Illustrative estimate. Real cost depends on your resource count, change rate, regions and number of accounts. The point isn't that Config is expensive — it's that the dollar cost is the cheap part, and it still excludes SOC 2, GDPR and ISO 27001 entirely.
2. The engineering time is the big number
For the frameworks AWS doesn't template — SOC 2, GDPR, ISO 27001 — there is no pack to deploy. You author the control-to-rule mappings yourself, usually as custom (Lambda-backed) Config Rules, then build an evidence-export pipeline (Config Advanced Queries / Athena / get-resource-config-history) because there's no report. Realistically:
- Templated frameworks (PCI, NIST, HIPAA): hours to deploy the pack, then days to build evidence export.

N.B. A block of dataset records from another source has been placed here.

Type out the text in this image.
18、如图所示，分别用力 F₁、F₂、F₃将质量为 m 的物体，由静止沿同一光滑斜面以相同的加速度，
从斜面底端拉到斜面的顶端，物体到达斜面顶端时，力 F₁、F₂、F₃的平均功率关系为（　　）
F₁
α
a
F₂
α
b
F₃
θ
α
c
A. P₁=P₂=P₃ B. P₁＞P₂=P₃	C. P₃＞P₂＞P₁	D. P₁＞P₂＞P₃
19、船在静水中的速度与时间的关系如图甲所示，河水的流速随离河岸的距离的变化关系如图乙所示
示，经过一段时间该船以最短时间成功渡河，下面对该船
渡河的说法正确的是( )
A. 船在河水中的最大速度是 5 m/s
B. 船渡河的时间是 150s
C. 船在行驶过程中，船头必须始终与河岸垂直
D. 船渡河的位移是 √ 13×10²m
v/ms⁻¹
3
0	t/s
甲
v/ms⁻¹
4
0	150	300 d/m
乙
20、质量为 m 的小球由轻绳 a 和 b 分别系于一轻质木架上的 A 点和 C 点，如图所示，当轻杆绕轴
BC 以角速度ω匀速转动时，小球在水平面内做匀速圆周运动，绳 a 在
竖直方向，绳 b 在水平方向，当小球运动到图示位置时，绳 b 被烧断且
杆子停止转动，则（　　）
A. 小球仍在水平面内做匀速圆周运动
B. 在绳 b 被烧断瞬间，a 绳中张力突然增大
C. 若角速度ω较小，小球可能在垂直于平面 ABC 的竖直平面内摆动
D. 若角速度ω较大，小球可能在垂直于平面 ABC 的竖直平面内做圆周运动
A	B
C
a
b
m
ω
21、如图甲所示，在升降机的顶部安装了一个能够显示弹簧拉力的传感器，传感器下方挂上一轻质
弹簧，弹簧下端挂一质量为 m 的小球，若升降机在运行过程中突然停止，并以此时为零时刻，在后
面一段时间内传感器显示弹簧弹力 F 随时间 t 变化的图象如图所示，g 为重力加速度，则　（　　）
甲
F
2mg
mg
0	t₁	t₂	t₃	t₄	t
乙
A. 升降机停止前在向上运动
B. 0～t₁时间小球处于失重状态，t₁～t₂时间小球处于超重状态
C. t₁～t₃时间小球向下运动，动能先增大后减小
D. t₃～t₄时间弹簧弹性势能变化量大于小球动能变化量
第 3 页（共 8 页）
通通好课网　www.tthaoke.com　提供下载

- Untemplated (SOC 2, GDPR, ISO 27001): 2–6 weeks of senior AWS engineering to map controls, write & test custom rules, and package evidence — per framework — then ongoing maintenance as standards and your stack change.
- Still missing: a signed, tamper-evident report an auditor or customer can independently verify. You'd build that too.
At a loaded engineering cost, that first SOC 2 + ISO evidence pipeline is comfortably $10,000–$25,000 of one-time work plus maintenance — to land roughly where a focused tool starts.
3. Side by side
| Build it yourself on AWS Config | CloudProof | |
|---|---|---|
| SOC 2 / GDPR / ISO 27001 | ✗ No conformance-pack template (AWS's own words) — author every rule | ✓ Mapped out of the box |
| Direct AWS cost | $0.003/config item + $0.001/rule eval — ~a few hundred $/mo for one multi-region account, growing per account/region/resource | Flat subscription |
| Time to first evidence | Days for templated frameworks; weeks to author custom rules + an export pipeline for SOC 2 / ISO | ~10 minutes |
| Auditor-ready signed report | ✗ Build it yourself (Athena / Config queries → CSV/JSON) | ✓ Signed & verifiable at /verify |
| All regions | Deploy & pay per region | ✓ Every enabled region, included |
| Upkeep as frameworks change | You own it | ✓ Managed |
What CloudProof does
CloudProof connects to your AWS account read-only (no write access, ever), runs 118 automated checks across 55 AWS services in every enabled region, and produces a signed, timestamped evidence report mapped to CIS, AWS FSBP, PCI DSS, NIST, SOC 2, HIPAA, ISO 27001 and more. Anyone — your auditor, your customer's security team — can confirm it's genuine and unedited at /verify.
It's EU-hosted, there's no sales call, and you can run a free scan and pay by card today. It covers the AWS infrastructure controls auditors actually check (access, encryption, logging) and lets you attest the policy/process controls — without the cost and onboarding of a full GRC suite you don't need yet.
It won't, by itself, make you “SOC 2 certified” — nothing can, not even Audit Manager did. What it gives you is the auditor-ready AWS evidence Config can't produce, in minutes instead of weeks.